The Caps locked in and tightened up where they needed to:

Interesting graphic here by SN.

[image or embed]

— Greg Young (@gregyoung.bsky.social) April 30, 2025 at 8:52 PM

Add to that a 2-for-2 penalty kill and a 2-for-3 power play in Game 5 (including The Captain getting things started), and you have the kind of professional closeout that hasn’t exactly been a hallmark of the Alex Ovechkin Era.

Ultimately, the East’s top regular-season team did what they set out to do en route to the “gentleman’s sweep.” Most importantly, they didn’t let a single bad game snowball into anything more than that – an anomaly, a bump in the road.
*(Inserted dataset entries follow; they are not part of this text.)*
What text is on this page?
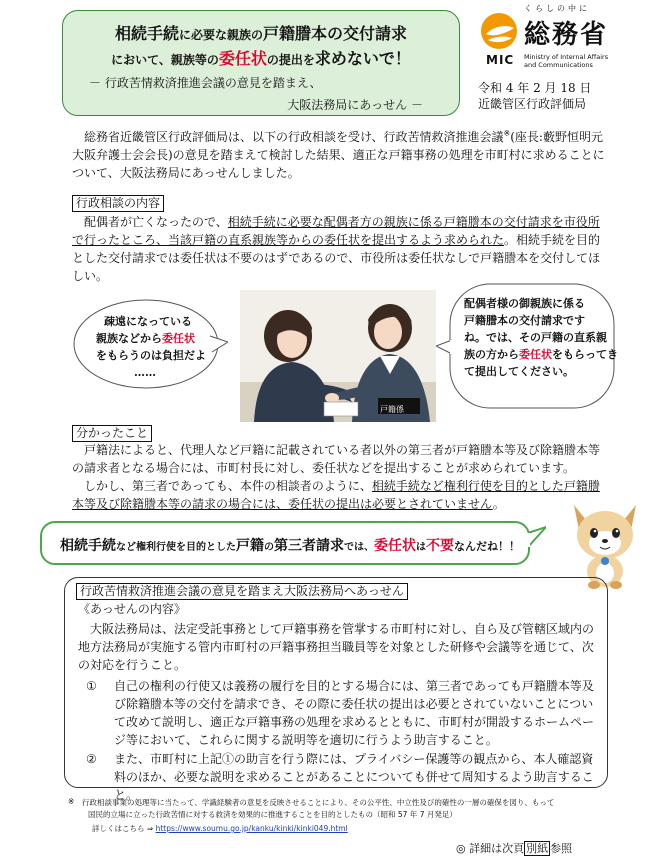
相続手続に必要な親族の戸籍謄本の交付請求
において、親族等の委任状の提出を求めないで！
－ 行政苦情救済推進会議の意見を踏まえ、
大阪法務局にあっせん －
くらしの中に
総務省
MIC Ministry of Internal Affairs
and Communications
令和 4 年 2 月 18 日
近畿管区行政評価局
総務省近畿管区行政評価局は、以下の行政相談を受け、行政苦情救済推進会議※(座長:藪野恒明元大阪弁護士会会長)の意見を踏まえて検討した結果、適正な戸籍事務の処理を市町村に求めることについて、大阪法務局にあっせんしました。
行政相談の内容
配偶者が亡くなったので、相続手続に必要な配偶者方の親族に係る戸籍謄本の交付請求を市役所で行ったところ、当該戸籍の直系親族等からの委任状を提出するよう求められた。相続手続を目的とした交付請求では委任状は不要のはずであるので、市役所は委任状なしで戸籍謄本を交付してほしい。
疎遠になっている
親族などから委任状
をもらうのは負担だよ
……
戸籍係
配偶者様の御親族に係る
戸籍謄本の交付請求です
ね。では、その戸籍の直系親
族の方から委任状をもらってき
て提出してください。
分かったこと
戸籍法によると、代理人など戸籍に記載されている者以外の第三者が戸籍謄本等及び除籍謄本等の請求者となる場合には、市町村長に対し、委任状などを提出することが求められています。
しかし、第三者であっても、本件の相談者のように、相続手続など権利行使を目的とした戸籍謄本等及び除籍謄本等の請求の場合には、委任状の提出は必要とされていません。
相続手続など権利行使を目的とした戸籍の第三者請求では、委任状は不要なんだね！！
行政苦情救済推進会議の意見を踏まえ大阪法務局へあっせん
《あっせんの内容》
大阪法務局は、法定受託事務として戸籍事務を管掌する市町村に対し、自ら及び管轄区域内の地方法務局が実施する管内市町村の戸籍事務担当職員等を対象とした研修や会議等を通じて、次の対応を行うこと。
① 自己の権利の行使又は義務の履行を目的とする場合には、第三者であっても戸籍謄本等及び除籍謄本等の交付を請求でき、その際に委任状の提出は必要とされていないことについて改めて説明し、適正な戸籍事務の処理を求めるとともに、市町村が開設するホームページ等において、これらに関する説明等を適切に行うよう助言すること。
② また、市町村に上記①の助言を行う際には、プライバシー保護等の観点から、本人確認資料のほか、必要な説明を求めることがあることについても併せて周知するよう助言すること。
※ 行政相談事業の処理等に当たって、学識経験者の意見を反映させることにより、その公平性、中立性及び的確性の一層の確保を図り、もって
国民的立場に立った行政苦情に対する救済を効果的に推進することを目的としたもの（昭和 57 年 7 月発足）
詳しくはこちら ⇒ https://www.soumu.go.jp/kanku/kinki/kinki049.html
◎ 詳細は次頁 別紙 参照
Good coaching and good on-ice execution is rarely about getting everything right all the time and is more often about adequately addressing what went wrong when it almost inevitably does. As we wrote at the time:

For the Caps, nothing worked [in Game 3] – not their puck management, not their physicality, not either unit of their special teams, not their goaltending, not their team defense. But that was Friday night and Game 4 starts at 0-0. Where it goes from there is up to them.

Where it went was on to Round 2.

2. Power Surge(?)

Perhaps most surprising in Game 5’s closeout win was the Caps getting not one but two power play goals after an 0-for-5 Game 4 and an 0-for-9 run dating back to Alex Ovechkin’s Game 1 series-opening score. And it wasn’t surprising in a “well, there’s statistical variance and when you have something that is 20-25 percent successful, you’re gonna hit random cold snaps like this” sort of way, but rather as in “the power-play has been so ineffective that it’s not even really due for regression.”

Here’s what the power-play looked like through four games:

via HockeyViz
via MoneyPuck (As we shift our focus to the second round, that logo that’s barely visible in the lower left certainly becomes concerning…)

But then Game 5 happened and fixed everything, right?

Not so fast. Then two faceoffs happened and the Caps were able to capitalize:

via NHL.com

Those count too, of course, but the Caps’ power play still struggled mightily to enter the zone under control and generate any offense other than off an offensive-zone faceoff win or quick recovery of an OZ loss, as evidenced by their zero-shots-on-goal early in the second period. At this point, the Caps’ actual power-play goals are outpacing their expected goals, so if regression is coming, it’s not a good thing.

We’ll have plenty of time to talk about special teams in the days ahead, but it’s hard to see the Caps being competitive against Carolina without dramatically improving their performance in non-even-strength situations. Time to get to coachin’, Coach.

3. Decent Enough

You can’t say enough about Logan Thompson’s performance in Games 4 and 5 (and, for that matter, Games 1 and 2), but over the next few days we may well try. Thompson’s .923 save percentage is second in the playoffs so far, and his goals saved above expectation (5.6) is tops among goalies still in the tourney.

Let’s drill down by location (via NHL Edge). First, high-danger:

Okay, he’s “below 50th” there, but the saves and shots faced are right on the averages, save percentage a tick below (and the Caps are allowing all-situation high-danger shots at the lowest rate in the League, second-lowest at five-on-five). Still perfectly cromulent. Mid-range? Exceptional:

One mid-range goal allowed on 40 shots. Only Freddie Andersen has him beat there. And long-range?

You really can’t ask for much more than that. Literally. (The shots-faced here is relatively high – second most in the League in all-situation low-danger shots allowed – but you’ll certainly take that coupled with the lowest rate on high-danger over the opposite).

We said before the series that it was hard to see a way the Caps lose this series if they get decent-enough goaltending, barring the truly unforeseeable (and perhaps unimaginable). Logan Thompson was “decent enough” and then some in Round 1. If he can be as good in Round 2, the Caps have every chance of seeing how good he can be in Round 3.